LA ROUTE
De Cormac McCarthy, ©2006
Editions de l’Olivier, ©2008
Traduction : François Hirsch
La quatrième de couverture :
L’apocalypse a eu lieu. Le monde est dévasté, couvert de cendres. Un père et son fils errent sur une route, poussant un caddie rempli d’objets hétéroclites et de vieilles couvertures. Ils sont sur leurs gardes car le danger peut surgir à tout moment. Ils affrontent la pluie, le froid, la neige. Et ce qui reste d’une humanité retournée à la barbarie.
Prix Pulitzer 2007.
Une critique :
« Héritier de la Bible et de Shakespeare, de Hawthorne et de Faulkner, archaïque, lyrique et visionnaire, sensible à la beauté du monde, McCarthy est hanté par la violence des hommes et la question du Mal. »
Nathalie Crom, Télérama
Pourquoi j’en parle.
Biberonnée à la science-fiction et au fantastique, j’aime les récits post-apocalyptiques tentant de décrire la survie de l’humanité.
J’aime lire des récits où tout est à recommencer, à ré-inventer …
Utopie, oui
L’écriture de Cormac McCarthy est terriblement dépouillée, tranchante. C’est un régal pour peu que l’on ne soit pas perturbé par le(s) thème(s) évoqué(s) – une de mes amies n’a pas réussi à le lire jusqu’au bout.

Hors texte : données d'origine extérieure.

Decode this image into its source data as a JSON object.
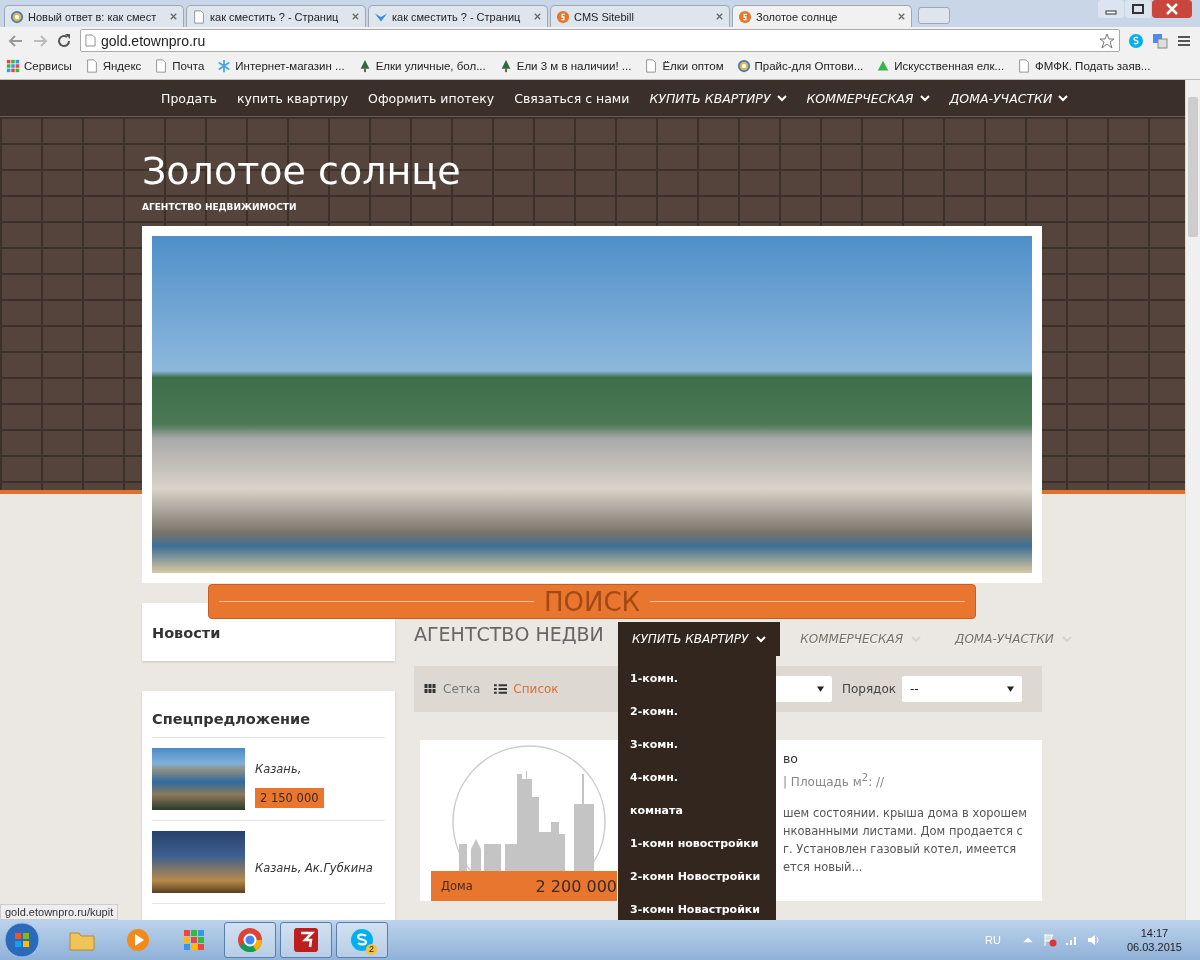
{
  "browser": {
    "tabs": [
      {
        "title": "Новый ответ в: как смест",
        "kind": "at",
        "selected": false
      },
      {
        "title": "как сместить ? - Страниц",
        "kind": "page",
        "selected": false
      },
      {
        "title": "как сместить ? - Страниц",
        "kind": "bird",
        "selected": false
      },
      {
        "title": "CMS Sitebill",
        "kind": "s",
        "selected": false
      },
      {
        "title": "Золотое солнце",
        "kind": "s",
        "selected": true
      }
    ],
    "address": "gold.etownpro.ru",
    "bookmarks": [
      {
        "label": "Сервисы",
        "kind": "apps"
      },
      {
        "label": "Яндекс",
        "kind": "page"
      },
      {
        "label": "Почта",
        "kind": "page"
      },
      {
        "label": "Интернет-магазин ...",
        "kind": "snow"
      },
      {
        "label": "Елки уличные, бол...",
        "kind": "tree"
      },
      {
        "label": "Ели 3 м в наличии! ...",
        "kind": "tree"
      },
      {
        "label": "Ёлки оптом",
        "kind": "page"
      },
      {
        "label": "Прайс-для Оптови...",
        "kind": "at"
      },
      {
        "label": "Искусственная елк...",
        "kind": "triangle"
      },
      {
        "label": "ФМФК. Подать заяв...",
        "kind": "page"
      }
    ],
    "status_url": "gold.etownpro.ru/kupit"
  },
  "site": {
    "nav": [
      {
        "label": "Продать",
        "kind": "link"
      },
      {
        "label": "купить квартиру",
        "kind": "link"
      },
      {
        "label": "Оформить ипотеку",
        "kind": "link"
      },
      {
        "label": "Связаться с нами",
        "kind": "link"
      },
      {
        "label": "КУПИТЬ КВАРТИРУ",
        "kind": "dropdown"
      },
      {
        "label": "КОММЕРЧЕСКАЯ",
        "kind": "dropdown"
      },
      {
        "label": "ДОМА-УЧАСТКИ",
        "kind": "dropdown"
      }
    ],
    "title": "Золотое солнце",
    "subtitle": "АГЕНТСТВО НЕДВИЖИМОСТИ",
    "search_label": "ПОИСК",
    "sidebar": {
      "news_title": "Новости",
      "special_title": "Спецпредложение",
      "offers": [
        {
          "place": "Казань,",
          "price": "2 150 000"
        },
        {
          "place": "Казань, Ак.Губкина"
        }
      ]
    },
    "heading": "АГЕНТСТВО НЕДВИ",
    "view_toggle": [
      {
        "label": "Сетка",
        "kind": "grid",
        "selected": false
      },
      {
        "label": "Список",
        "kind": "list",
        "selected": true
      }
    ],
    "order_label": "Порядок",
    "order_value": "--",
    "listing": {
      "type": "Дома",
      "price": "2 200 000",
      "title": "во",
      "meta": "| Площадь м$^{2}$: //",
      "description": [
        "шем состоянии. крыша дома в хорошем",
        "нкованными листами. Дом продается с",
        "г. Установлен газовый котел, имеется",
        "ется новый..."
      ]
    },
    "overlay_nav": [
      {
        "label": "КУПИТЬ КВАРТИРУ",
        "selected": true
      },
      {
        "label": "КОММЕРЧЕСКАЯ",
        "selected": false
      },
      {
        "label": "ДОМА-УЧАСТКИ",
        "selected": false
      }
    ],
    "overlay_menu": [
      "1-комн.",
      "2-комн.",
      "3-комн.",
      "4-комн.",
      "комната",
      "1-комн новостройки",
      "2-комн Новостройки",
      "3-комн Новастройки"
    ]
  },
  "taskbar": {
    "apps": [
      {
        "kind": "folder",
        "open": false
      },
      {
        "kind": "media",
        "open": false
      },
      {
        "kind": "apps",
        "open": false
      },
      {
        "kind": "chrome",
        "open": true
      },
      {
        "kind": "filezilla",
        "open": true
      },
      {
        "kind": "skype",
        "open": true,
        "badge": "2"
      }
    ],
    "language": "RU",
    "time": "14:17",
    "date": "06.03.2015"
  }
}
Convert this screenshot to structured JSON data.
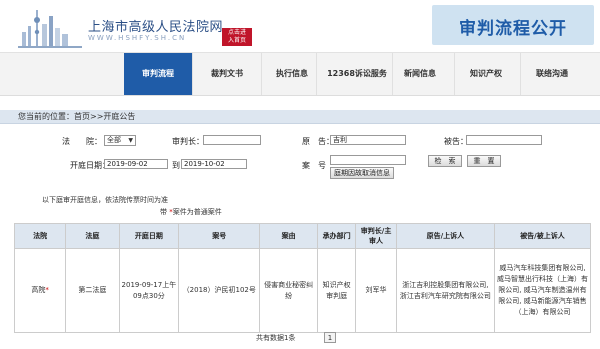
{
  "header": {
    "site_name": "上海市高级人民法院网",
    "site_url": "WWW.HSHFY.SH.CN",
    "enter_button": [
      "点击进",
      "入首页"
    ],
    "banner_title": "审判流程公开"
  },
  "nav": {
    "items": [
      {
        "label": "审判流程",
        "active": true
      },
      {
        "label": "裁判文书"
      },
      {
        "label": "执行信息"
      },
      {
        "label": "12368诉讼服务"
      },
      {
        "label": "新闻信息"
      },
      {
        "label": "知识产权"
      },
      {
        "label": "联络沟通"
      }
    ]
  },
  "breadcrumb": "您当前的位置：首页>>开庭公告",
  "search": {
    "court_label": "法　　院：",
    "court_value": "全部",
    "judge_label": "审判长：",
    "plaintiff_label": "原　告：",
    "plaintiff_value": "吉利",
    "defendant_label": "被告：",
    "date_label": "开庭日期：",
    "date_from": "2019-09-02",
    "date_to_label": "到",
    "date_to": "2019-10-02",
    "case_no_label": "案　号",
    "cancel_label": "庭期因故取消信息",
    "search_button": "检　索",
    "reset_button": "重　置"
  },
  "notes": {
    "info": "以下庭审开庭信息，依法院传票时间为准",
    "legend": "带 ",
    "legend_star": "*",
    "legend_rest": "案件为普通案件"
  },
  "table": {
    "headers": [
      "法院",
      "法庭",
      "开庭日期",
      "案号",
      "案由",
      "承办部门",
      "审判长/主审人",
      "原告/上诉人",
      "被告/被上诉人"
    ],
    "rows": [
      {
        "court": "高院",
        "court_star": "*",
        "tribunal": "第二法庭",
        "date": "2019-09-17上午09点30分",
        "case_no": "（2018）沪民初102号",
        "cause": "侵害商业秘密纠纷",
        "dept": "知识产权审判庭",
        "judge": "刘军华",
        "plaintiff": "浙江吉利控股集团有限公司, 浙江吉利汽车研究院有限公司",
        "defendant": "威马汽车科技集团有限公司, 威马智慧出行科技（上海）有限公司, 威马汽车制造温州有限公司, 威马新能源汽车销售（上海）有限公司"
      }
    ]
  },
  "pager": {
    "total_text": "共有数据1条",
    "page": "1"
  }
}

L’espace d’un court instant, on peut déplorer l’absence d’explications détaillées ou satisfaisantes de ce qui a mis le feu aux poudres, de ces incendies continuels des années après, de la disparition des animaux – mais pas celle de l’homme.
Or, Cormac McCarthy se livre ici à un exercice littéraire qui ne nécessite pas ces mises en scène explicatives : il reprend et retourne le mythe américain de la route (cette fois-ci vers le Sud) et se concentre surtout sur la manière dont son écriture (la forme) peut épouser et porter ce qu’il reste de l’Homme (le fond). De ce point de vue, c’est une réussite à mes yeux.

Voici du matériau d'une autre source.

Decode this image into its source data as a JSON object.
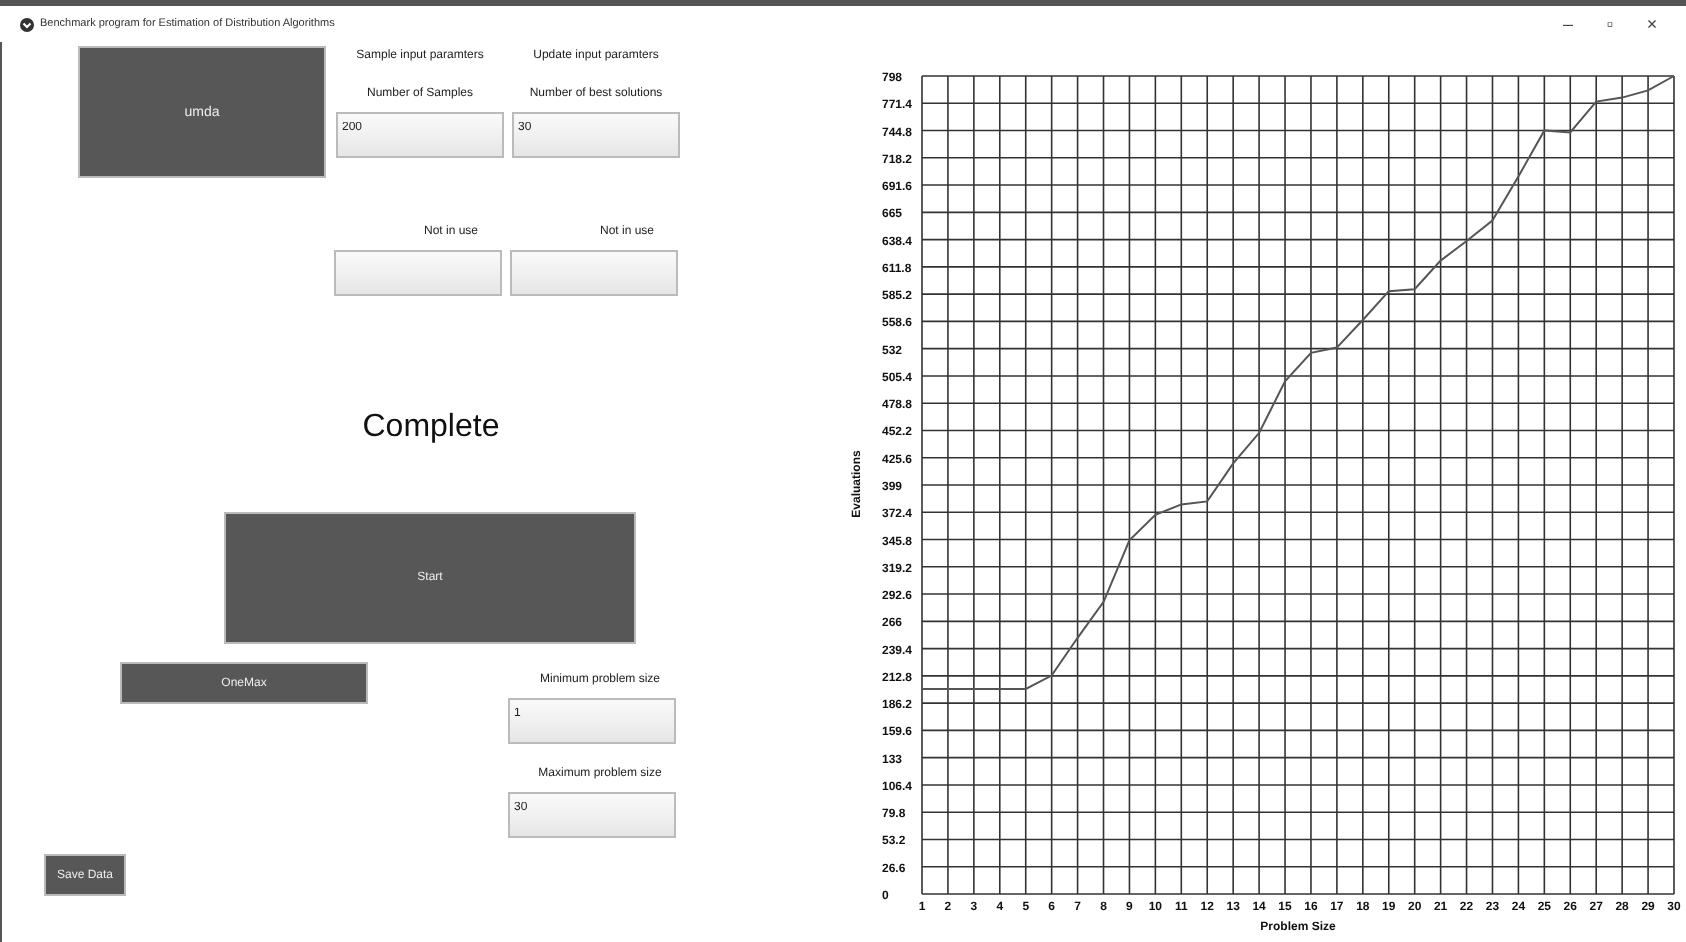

Et ce n’est pas optimiste du tout, c’est certain.
Je pense qu’il voit assez juste dans la nature humaine, bien que d’autres exemples, réels ceux-là mais à une échelle plus petite, montrent que l’Humain n’est pas mauvais non plus (solidarité spontanée lors de catastrophes naturelles).

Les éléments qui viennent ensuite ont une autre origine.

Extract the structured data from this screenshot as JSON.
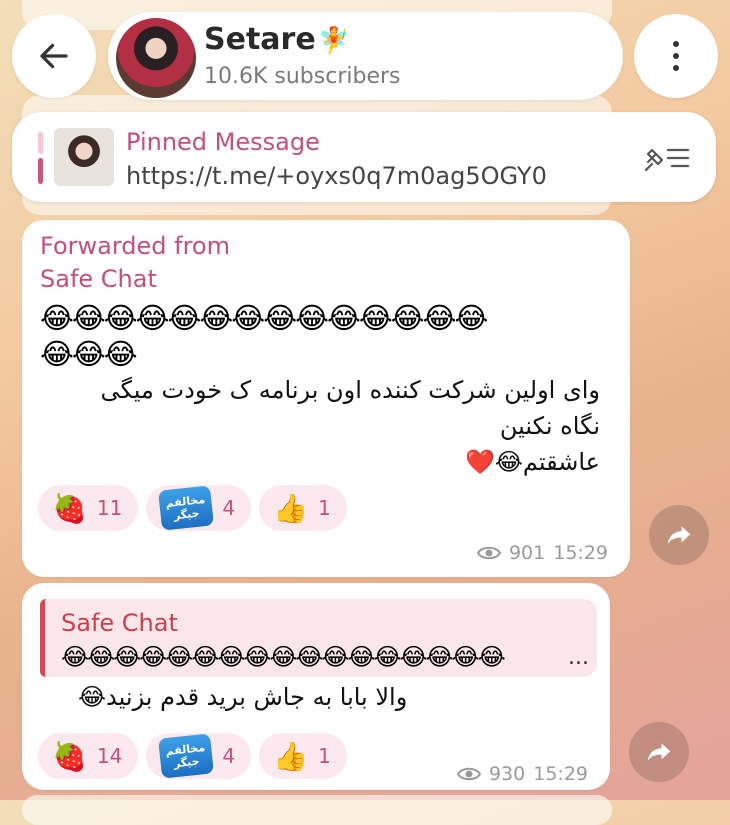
{
  "header": {
    "back_icon": "arrow-left-icon",
    "channel_name": "Setare",
    "channel_emoji": "🧚",
    "subscribers": "10.6K subscribers",
    "menu_icon": "more-vertical-icon"
  },
  "pinned": {
    "title": "Pinned Message",
    "link": "https://t.me/+oyxs0q7m0ag5OGY0",
    "action_icon": "unpin-list-icon"
  },
  "messages": [
    {
      "forwarded_label": "Forwarded from",
      "forwarded_source": "Safe Chat",
      "emoji_line1": "😂😂😂😂😂😂😂😂😂😂😂😂😂😂",
      "emoji_line2": "😂😂😂",
      "text_line1": "وای اولین شرکت کننده اون برنامه ک خودت میگی",
      "text_line2": "نگاه نکنین",
      "text_line3": "عاشقتم😂❤️",
      "reactions": [
        {
          "emoji": "🍓",
          "count": "11"
        },
        {
          "emoji": "مخالفم جیگر",
          "count": "4"
        },
        {
          "emoji": "👍",
          "count": "1"
        }
      ],
      "views": "901",
      "time": "15:29"
    },
    {
      "reply_to": "Safe Chat",
      "reply_preview": "😂😂😂😂😂😂😂😂😂😂😂😂😂😂😂😂😂",
      "reply_ellipsis": "...",
      "text": "والا بابا به جاش برید قدم بزنید😂",
      "reactions": [
        {
          "emoji": "🍓",
          "count": "14"
        },
        {
          "emoji": "مخالفم جیگر",
          "count": "4"
        },
        {
          "emoji": "👍",
          "count": "1"
        }
      ],
      "views": "930",
      "time": "15:29"
    }
  ],
  "colors": {
    "accent_pink": "#c24f80",
    "reply_red": "#c9404d",
    "reaction_bg": "#fbe9ef"
  }
}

Disons qu’il s’est posé la question de l’existence réelle de cette solidarité dans un contexte où le nombre de morts est si faramineux qu’aucun groupe ne peut tenter de constituer un semblant de « gouvernement », où les moyens de subsistance ont quasiment disparu (végétation grillée, séchée, cendrée ; animaux morts ; eau contaminée) et où les moyens de communication ne sont plus.
Alors … l’Homme peut se montrer … le mammifère carnivore et prédateur qu’il fut voilà fort longtemps (et encore, à cette époque, il cueillait des herbes, des baies, des céréales… !).
Extraits :
* Le petit était allongé, la tête sur les genoux de l’homme. Au bout d’un moment il dit : Ces gens ils vont les tuer, hein ?
Oui.
Pourquoi il faut qu’ils fassent ça ?
J’en sais rien.
Et ils vont les manger ?
J’en sais rien.
Ils vont les manger, hein ?
Oui.
Et on ne pouvait pas les aider parce qu’ils nous auraient mangés aussi ?
Oui.
Et c’est pour ça qu’on ne pouvait pas les aider ?
Oui.
D’accord.
– – – – – – – – – – – – – – – – – – – – – – –
* Il avait un jeu de cartes qu’il avait trouvé dans une maison au fond d’un tiroir et les cartes étaient usées et en accordéon et il manquait le deux de pique mais ils jouaient quand même de temps à autre à la lueur du feu, enveloppés dans leurs couvertures. Il essayait de se rappeler les règles des jeux de son enfance. La crapette. Une variante de whist. Il était certain de se tromper la plupart du temps et il imaginait de nouveaux jeux et leur donnait des noms de son invention. La Fausse-Fétuque ou le Chat-Huant. L’enfant lui posait parfois des questions sur le monde qui pour lui n’était même pas un souvenir. Il avait du mal à trouver une réponse. Il n’y a pas de passé. Qu’est-ce qui te ferait plaisir ? Mais il avait renoncé à lui dire des choses de son invention parce que ces choses-là n’étaient pas vraies non plus et ça le mettait mal à l’aise de les dire. L’enfant avait ses propres illusions.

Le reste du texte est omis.